I was no longer nervous, but still felt like a grave robber, standing under a pine tree with my torch, watching Young Ian and Jamie take their turns in the deepening pit, their nak*d backs gleaming with sweat in the torchlight.

“Medical students used to pay men to steal fresh bodies from churchyards,” I said, handing my soiled kerchief to Jamie as he hauled himself out of the hole, grunting with effort. “That was the only way they could practice dissection.”

“Did they?” Jamie said. He wiped the sweat from his face and gave me a quick, wry glance. “Or do they?”

Luckily, it was too dark for Ian to notice my flush, despite the torchlight. It wasn’t the first slip I had made, nor was it likely to be the last, but most such inadvertencies resulted in nothing more than a quizzical glance, were they noticed at all. The truth simply was not a possibility that would occur to anyone.

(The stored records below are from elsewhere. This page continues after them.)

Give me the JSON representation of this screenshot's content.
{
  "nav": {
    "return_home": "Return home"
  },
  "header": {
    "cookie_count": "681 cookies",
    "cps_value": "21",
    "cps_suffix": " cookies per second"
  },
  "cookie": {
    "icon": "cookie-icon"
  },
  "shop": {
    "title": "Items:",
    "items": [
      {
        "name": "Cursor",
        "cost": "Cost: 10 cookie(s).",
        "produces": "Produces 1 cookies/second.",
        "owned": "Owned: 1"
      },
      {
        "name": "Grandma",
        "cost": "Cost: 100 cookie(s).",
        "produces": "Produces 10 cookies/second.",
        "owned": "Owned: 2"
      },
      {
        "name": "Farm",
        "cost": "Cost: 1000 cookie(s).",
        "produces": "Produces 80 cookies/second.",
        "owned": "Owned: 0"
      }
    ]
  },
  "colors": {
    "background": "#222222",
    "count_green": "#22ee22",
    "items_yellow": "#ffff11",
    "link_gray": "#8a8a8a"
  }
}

“I imagine they do it now,” I admitted. I shivered slightly at the thought of confronting a freshly exhumed and unpreserved body, still smeared with the dirt of its desecrated grave. Cadavers embalmed and laid on a stainless steel surface were not particularly pleasant either, but the formality of their presentation served to keep the corruptive realities of death at some small distance.

I exhaled strongly through my nose, trying to rid myself of odors, imagined and remembered. When I breathed in, my nostrils were filled with the smell of damp earth and hot pitch from my pine torch, and the fainter, cooler echo of live scent from the pines overhead.

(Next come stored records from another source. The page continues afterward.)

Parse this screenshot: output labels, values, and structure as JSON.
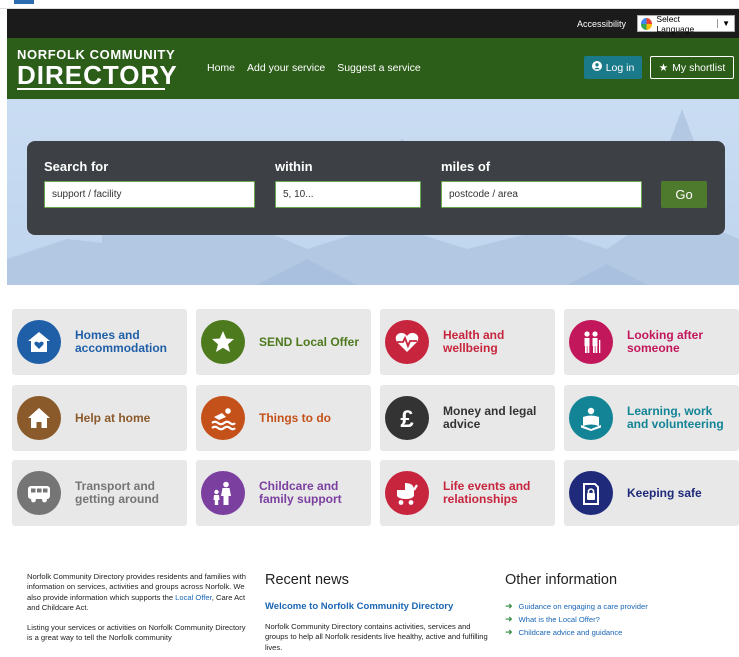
{
  "utility": {
    "accessibility": "Accessibility",
    "language": "Select Language"
  },
  "header": {
    "logo_line1": "NORFOLK COMMUNITY",
    "logo_line2": "DIRECTORY",
    "nav": [
      "Home",
      "Add your service",
      "Suggest a service"
    ],
    "login": "Log in",
    "shortlist": "My shortlist"
  },
  "search": {
    "label_search": "Search for",
    "label_within": "within",
    "label_miles": "miles of",
    "search_placeholder": "support / facility",
    "within_placeholder": "5, 10...",
    "location_placeholder": "postcode / area",
    "go": "Go"
  },
  "categories": [
    {
      "label": "Homes and accommodation",
      "icon": "house-heart-icon",
      "color": "#1f5fa8",
      "text_color": "#1f5fa8"
    },
    {
      "label": "SEND Local Offer",
      "icon": "star-icon",
      "color": "#4e7a1e",
      "text_color": "#4e7a1e"
    },
    {
      "label": "Health and wellbeing",
      "icon": "heart-pulse-icon",
      "color": "#c7253e",
      "text_color": "#c7253e"
    },
    {
      "label": "Looking after someone",
      "icon": "carer-icon",
      "color": "#c2185b",
      "text_color": "#c2185b"
    },
    {
      "label": "Help at home",
      "icon": "home-icon",
      "color": "#8b5a2b",
      "text_color": "#8b5a2b"
    },
    {
      "label": "Things to do",
      "icon": "swimmer-icon",
      "color": "#c4511a",
      "text_color": "#c4511a"
    },
    {
      "label": "Money and legal advice",
      "icon": "pound-icon",
      "color": "#333333",
      "text_color": "#333333"
    },
    {
      "label": "Learning, work and volunteering",
      "icon": "reading-icon",
      "color": "#138496",
      "text_color": "#138496"
    },
    {
      "label": "Transport and getting around",
      "icon": "bus-icon",
      "color": "#757575",
      "text_color": "#757575"
    },
    {
      "label": "Childcare and family support",
      "icon": "family-icon",
      "color": "#7b3fa0",
      "text_color": "#7b3fa0"
    },
    {
      "label": "Life events and relationships",
      "icon": "pram-icon",
      "color": "#c7253e",
      "text_color": "#c7253e"
    },
    {
      "label": "Keeping safe",
      "icon": "lock-icon",
      "color": "#1f2a7a",
      "text_color": "#1f2a7a"
    }
  ],
  "intro": {
    "p1_a": "Norfolk Community Directory provides residents and families with information on services, activities and groups across Norfolk. We also provide information which supports the ",
    "p1_link": "Local Offer",
    "p1_b": ", Care Act and Childcare Act.",
    "p2": "Listing your services or activities on Norfolk Community Directory is a great way to tell the Norfolk community"
  },
  "news": {
    "title": "Recent news",
    "item_title": "Welcome to Norfolk Community Directory",
    "item_body": "Norfolk Community Directory contains activities, services and groups to help all Norfolk residents live healthy, active and fulfilling lives."
  },
  "other": {
    "title": "Other information",
    "links": [
      "Guidance on engaging a care provider",
      "What is the Local Offer?",
      "Childcare advice and guidance"
    ]
  }
}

“They take paupers and criminals from the prisons, too.” Young Ian, who had evidently heard the exchange, if not understood it, took the opportunity to stop for a moment, wiping his brow as he leaned on the shovel.

“Da told me about one time he was arrested, when they took him to Edinburgh, and kept him in the Tolbooth. He was in a cell wi’ three other men, and one of them a fellow with the consumption, who coughed something dreadful, keeping the rest awake all night and all day. Then one night the coughing stopped, and they kent he was dead. But Da said they were so tired, they couldna do more than say a Pater Noster for his soul, and fall asleep.”